Al comienzo del siglo XX, la Iglesia católica se enfrentaba a las tensiones del mundo industrializado y las ideas racionalistas. El papa León XIII, cuyo pontificado se extendió hasta 1903, había sentado las bases con su encíclica Rerum novarum (1891), que defendía los derechos de los trabajadores y condenaba tanto el capitalismo salvaje como el socialismo ateo. Sin embargo, el nuevo siglo trajo el desafío del modernismo, un movimiento intelectual que buscaba reconciliar la fe con la crítica bíblica y la filosofía contemporánea, pero que fue visto como una herejía por la jerarquía eclesial.
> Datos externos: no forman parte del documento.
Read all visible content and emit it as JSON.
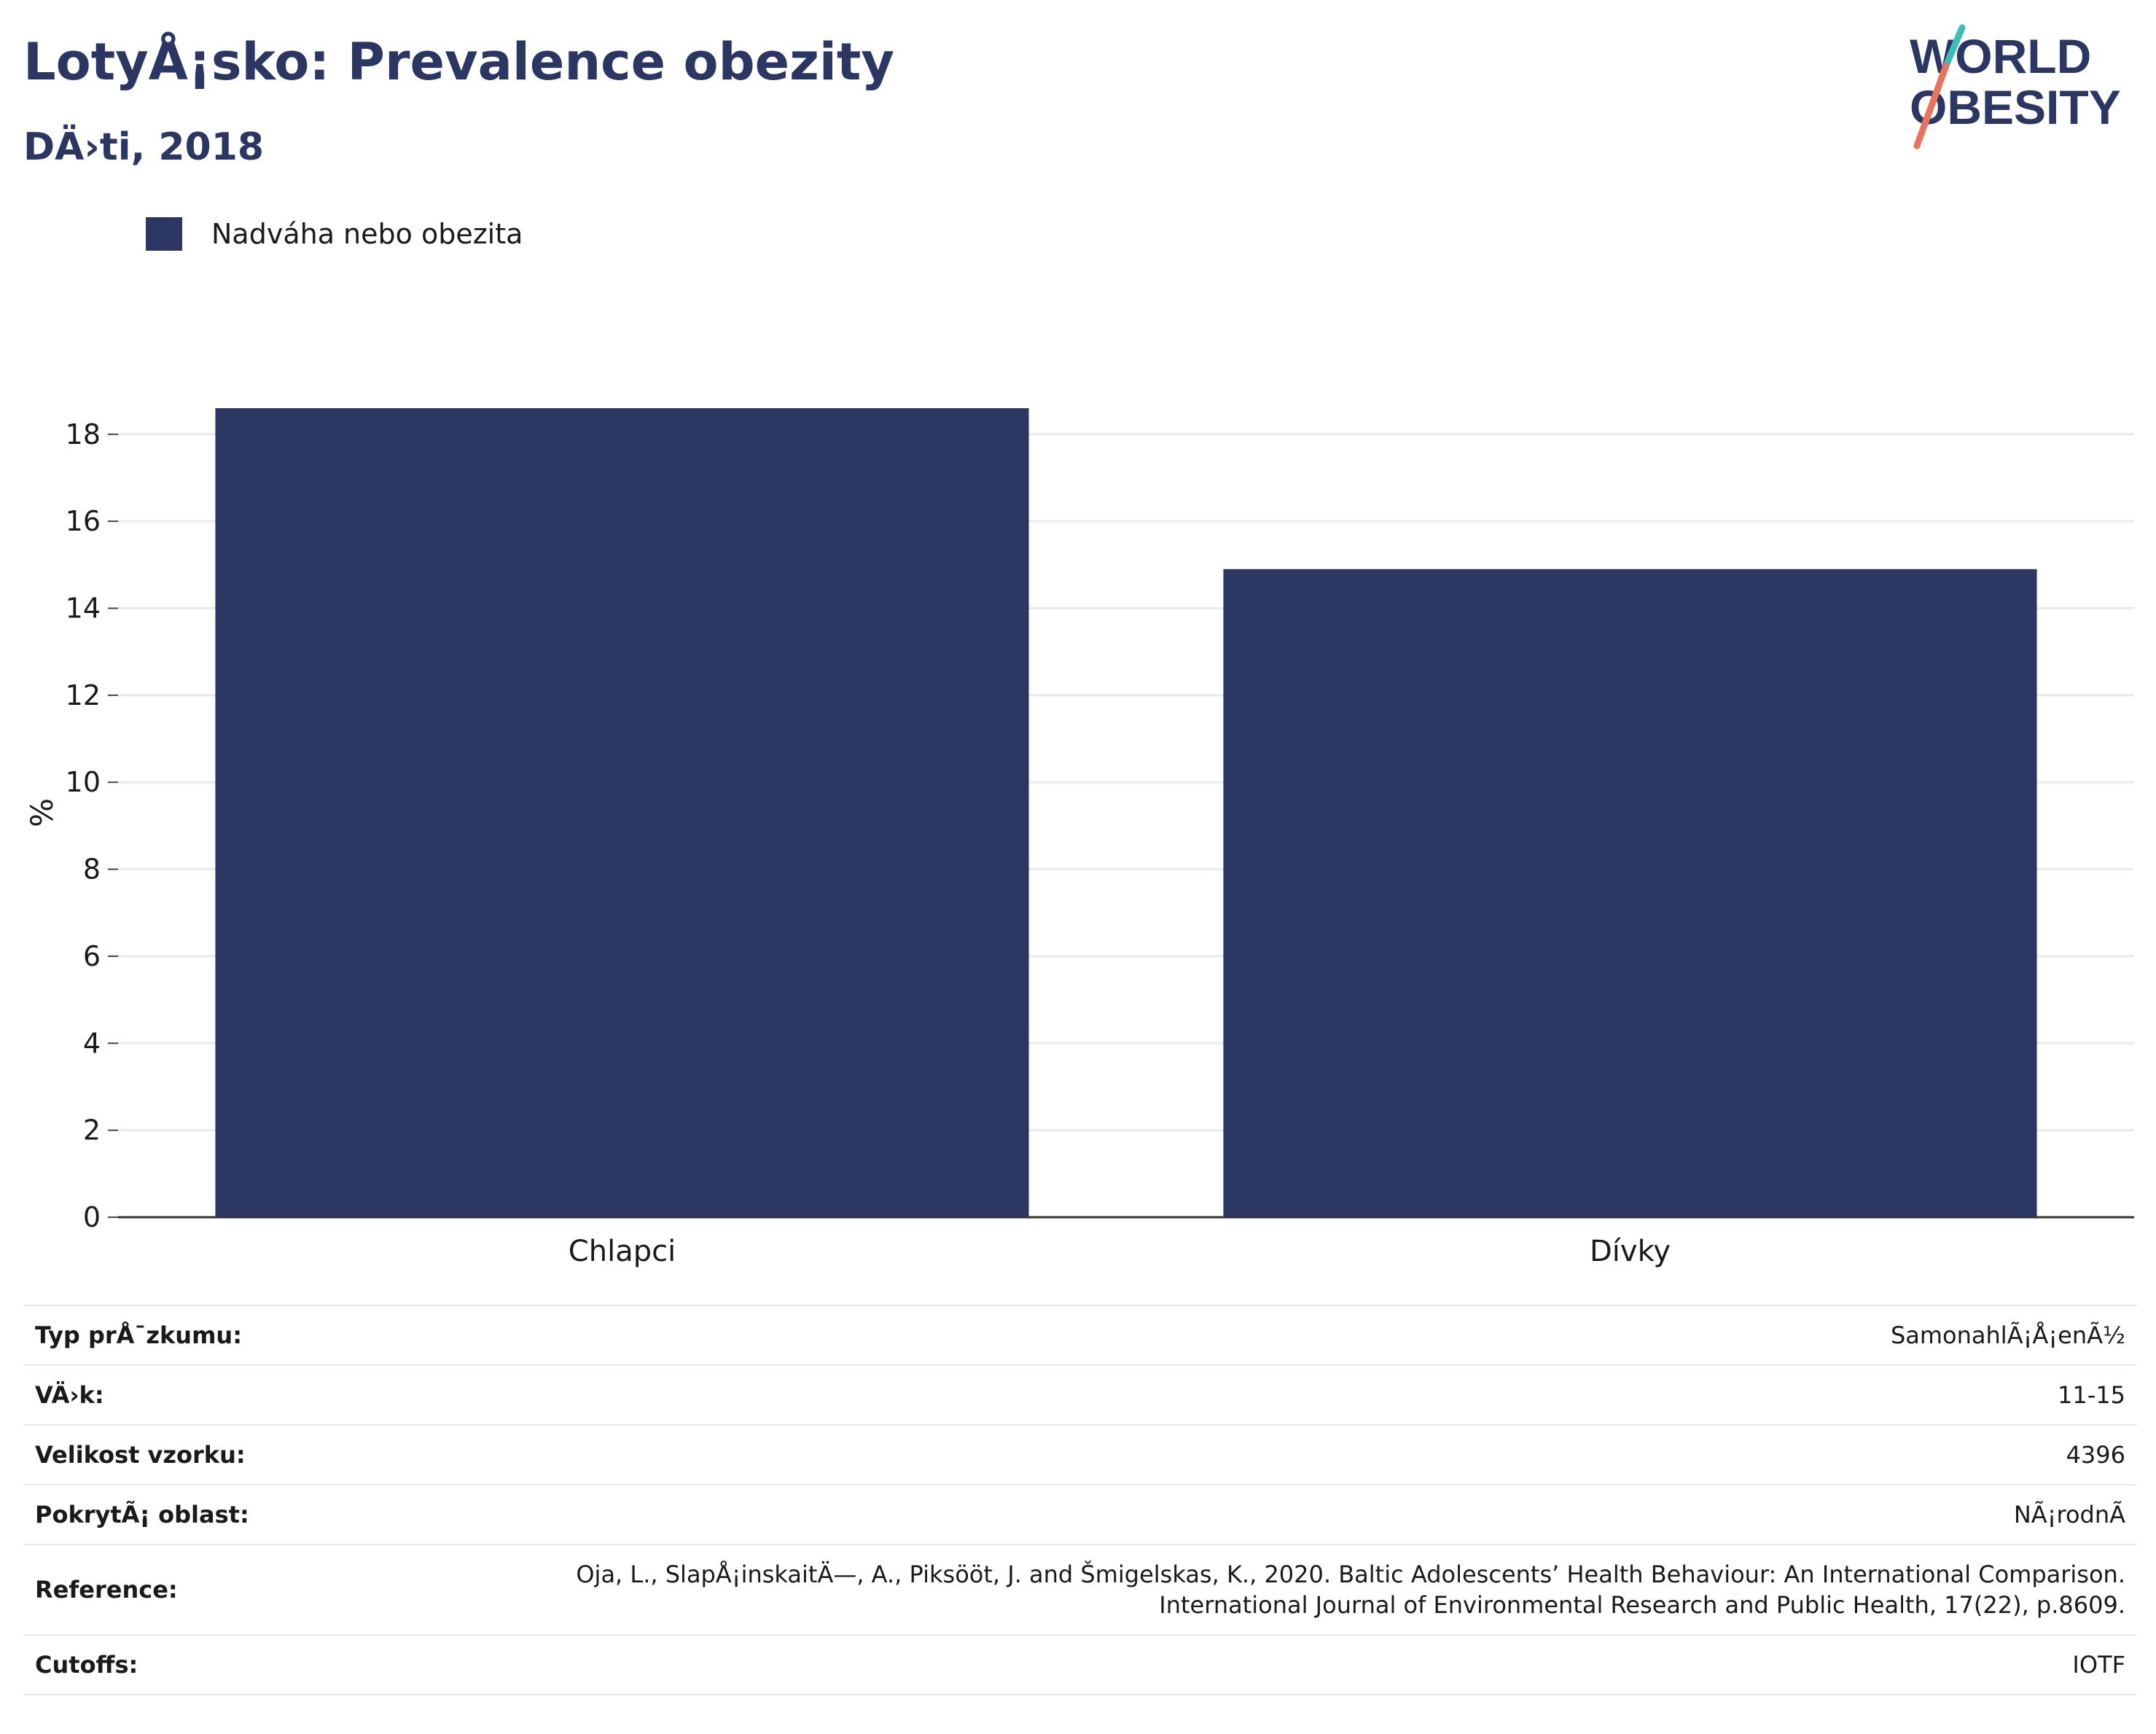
{
  "header": {
    "title": "LotyÅ¡sko: Prevalence obezity",
    "subtitle": "DÄ›ti, 2018"
  },
  "logo": {
    "line1": "WORLD",
    "line2": "OBESITY",
    "text_color": "#2b3663",
    "slash_top_color": "#3dbdb8",
    "slash_bottom_color": "#e8735f"
  },
  "legend": {
    "items": [
      {
        "label": "Nadváha nebo obezita",
        "color": "#2b3663"
      }
    ]
  },
  "chart_data": {
    "type": "bar",
    "categories": [
      "Chlapci",
      "Dívky"
    ],
    "series": [
      {
        "name": "Nadváha nebo obezita",
        "values": [
          18.6,
          14.9
        ],
        "color": "#2b3663"
      }
    ],
    "ylabel": "%",
    "xlabel": "",
    "ylim": [
      0,
      18.6
    ],
    "yticks": [
      0,
      2,
      4,
      6,
      8,
      10,
      12,
      14,
      16,
      18
    ],
    "grid": true,
    "legend_position": "top-left"
  },
  "info": {
    "rows": [
      {
        "key": "Typ prÅ¯zkumu:",
        "value": "SamonahlÃ¡Å¡enÃ½"
      },
      {
        "key": "VÄ›k:",
        "value": "11-15"
      },
      {
        "key": "Velikost vzorku:",
        "value": "4396"
      },
      {
        "key": "PokrytÃ¡ oblast:",
        "value": "NÃ¡rodnÃ"
      },
      {
        "key": "Reference:",
        "value": "Oja, L., SlapÅ¡inskaitÄ—, A., Piksööt, J. and Šmigelskas, K., 2020. Baltic Adolescents’ Health Behaviour: An International Comparison.",
        "value2": "International Journal of Environmental Research and Public Health, 17(22), p.8609."
      },
      {
        "key": "Cutoffs:",
        "value": "IOTF"
      }
    ]
  }
}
El papa Pío X (1903-1914) respondió con firmeza en la encíclica Pascendi dominici gregis (1907), condenando el modernismo como una síntesis de todas las herejías y exigiendo la vigilancia doctrinal. Se crearon diócesis de vigilancia y se reformó la educación seminarística para fortalecer la formación teológica. Este período también vio el crecimiento de movimientos laicales, como la Acción Católica, promovida para involucrar a los fieles en la vida social sin comprometer la separación Iglesia-Estado en naciones secularizadas como Francia, donde la ley de separación de 1905 generó tensiones.
En el ámbito misionero, la Iglesia expandió su presencia en Asia y África, aunque limitada por el colonialismo europeo. La beatificación de figuras como Teresa de Lisieux (1925, pero su influencia desde principios de siglo) impulsó la espiritualidad del «pequeño camino», accesible a todos los fieles.